CAPÍTULO 13: EMPREENDEDORES: ¿ONDE VIVEM? ¿COMO SE REPRODUZEM?
- Fernando Rogério Jardim
- 2 de nov. de 2015
- 6 min de leitura
Conheçamos um pouco mais dessa tribo: os empreendedores.

Oi, povo! ¿Como vão indo? Pois vocês não irão a lugar nenhum! Como vocês sabem, eu venho usando as postagens recentes para traçar uma ràdiografia da personalidade empreendedora. Embora a maioria das características e idiossincrasias que eu listei aqui pareçam ser todas lisonjeiras & positivas, algumas, porém, podem transformar os empreendedores em empregados-problema, caso eles trabalhem em empresas tradicionais que funcionem sob a égide do "fetiche da carreira". Na semana passada, eu citei aqui, pela ordem: a Síndrome de Ligeirinho, que é a pressa e a ânsia em galgar altos postos (tudo ao mesmo tempo e agora); o Complexo de Mozart, que se refere à hostilidade para com hierarquias e autoridades que não as fundadas no mérito pessoal; a Síndrome de Leônidas, caracterizada por uma prèdisposição ao autossacrifício que os fazem abrir-mão da segurança associada às carreiras tradicionais; a Síndrome do ornitorrinco, quer dizer, a tolerância a situações e ambientes marcados pela ambigüidade, pela diversidade e pelas incertezas e, por fim, o Mal de Alice, cujo sintoma é uma curiosidade insaciável pelo desconhecido e uma desconfiança zombeteira diante daquilo que "todos sabem". ¿Prontos para o resto da lista?
8- Síndrome de Sócrates (humildade intelectual). Imagine a seguinte situação: a pintura da sua casa começou a descascar. A umidade está formando manchas e calombos horrendos em lugares maldosamente posicionados no campo-de-visão das visitas. ¿O que você faz? Resposta: você se mete a pintor. ¿Qual é o resultado do trabalho? Resposta: uma bela bosta! É inevitável que o empreendedor de primeira viagem tenha de se virar como faxineiro, advogado, contador, secretário, motorista, macumbeiro e veterinário da própria empresa. É inevitável! Eu já lhe disse isso aqui várias vezes. Mas chegará aquele momento em que você precisará ter a humildade intelectual de reconhecer as fronteiras dos seus conhecimentos & habilidades. Você então será envolvido pela penumbra da ignorância; e precisará reconhecer que está perdidinho. Seus badalados títulos acadêmicos virarão pó diante duma planilha de impostos, diante dum processo produtivo que você, digníssimo doutorzinho, não domina nem conhece. Então, depois de juntar e engolir os caquinhos do eu ego destruído, você precisará exercitar uma qualidade apreciadíssima entre os empreendedores: a humildade intelectual e a habilidade de se cercar de pessoas que saibam mais que você!

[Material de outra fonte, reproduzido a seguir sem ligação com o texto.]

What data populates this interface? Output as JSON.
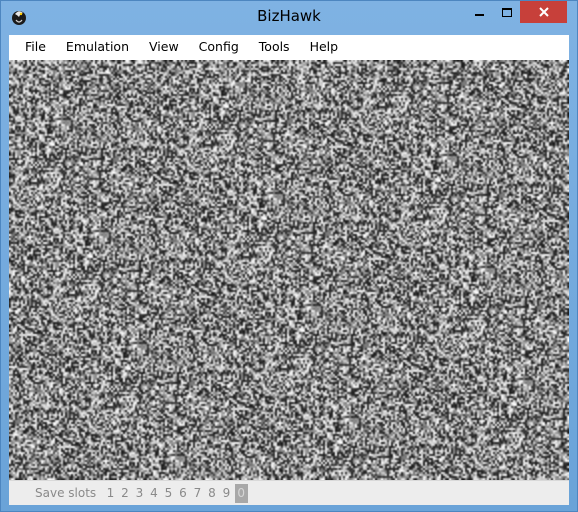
{
  "window": {
    "title": "BizHawk",
    "icon": "bizhawk-app-icon",
    "close_color": "#c7403a",
    "frame_color": "#6fa8dc"
  },
  "menu": {
    "items": [
      {
        "label": "File"
      },
      {
        "label": "Emulation"
      },
      {
        "label": "View"
      },
      {
        "label": "Config"
      },
      {
        "label": "Tools"
      },
      {
        "label": "Help"
      }
    ]
  },
  "screen": {
    "content": "static-noise"
  },
  "statusbar": {
    "save_slots_label": "Save slots",
    "slots": [
      "1",
      "2",
      "3",
      "4",
      "5",
      "6",
      "7",
      "8",
      "9",
      "0"
    ],
    "active_slot": "0"
  }
}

9- Complexo do messias maluco (autoconfiança messiânica). Visite uma incubadora de empresas ou uma empresa júnior. Converse com a molecada que você encontrar por ali. Você notará, nessa gente, um traço vivo de autoconfiança messiânica que, aos forasteiros menos acostumados, soará como prèsunção, prèpotência e arrogância da juventude. O caso é que empreendedores bem-sucedidos são motivados por uma coisa chamada propósito: algo que eles viram e que você ainda não viu. Volte alguns capítulos desse blog: você ouvir-me-á falando bastante a-respeito de propósito. Pois bem. Os empreendedores desdejam mudar o mundo tanto-quanto o pessoal lindinho da esquerda — a diferença é que os planos deles não envolvem corrupção, ditaduras, controle da imprensa ou milhões de cadáveres. O sonhos deles envolvem, antes, dedicação, criatividade, talento pessoal e muito trabalho. Os empreendedores que acompanhei e entrevistei não têm aquele pudor — tìpicamente brasileiro & vira-lata — de falarem dos próprios talentos. São profissionais extremamente autoconfiantes, que não têm medo de "enfiar a cara" em coisas novas e sabem que são bons. E é claro que isso entra em choque com a "humildade socrática" citada no item acima.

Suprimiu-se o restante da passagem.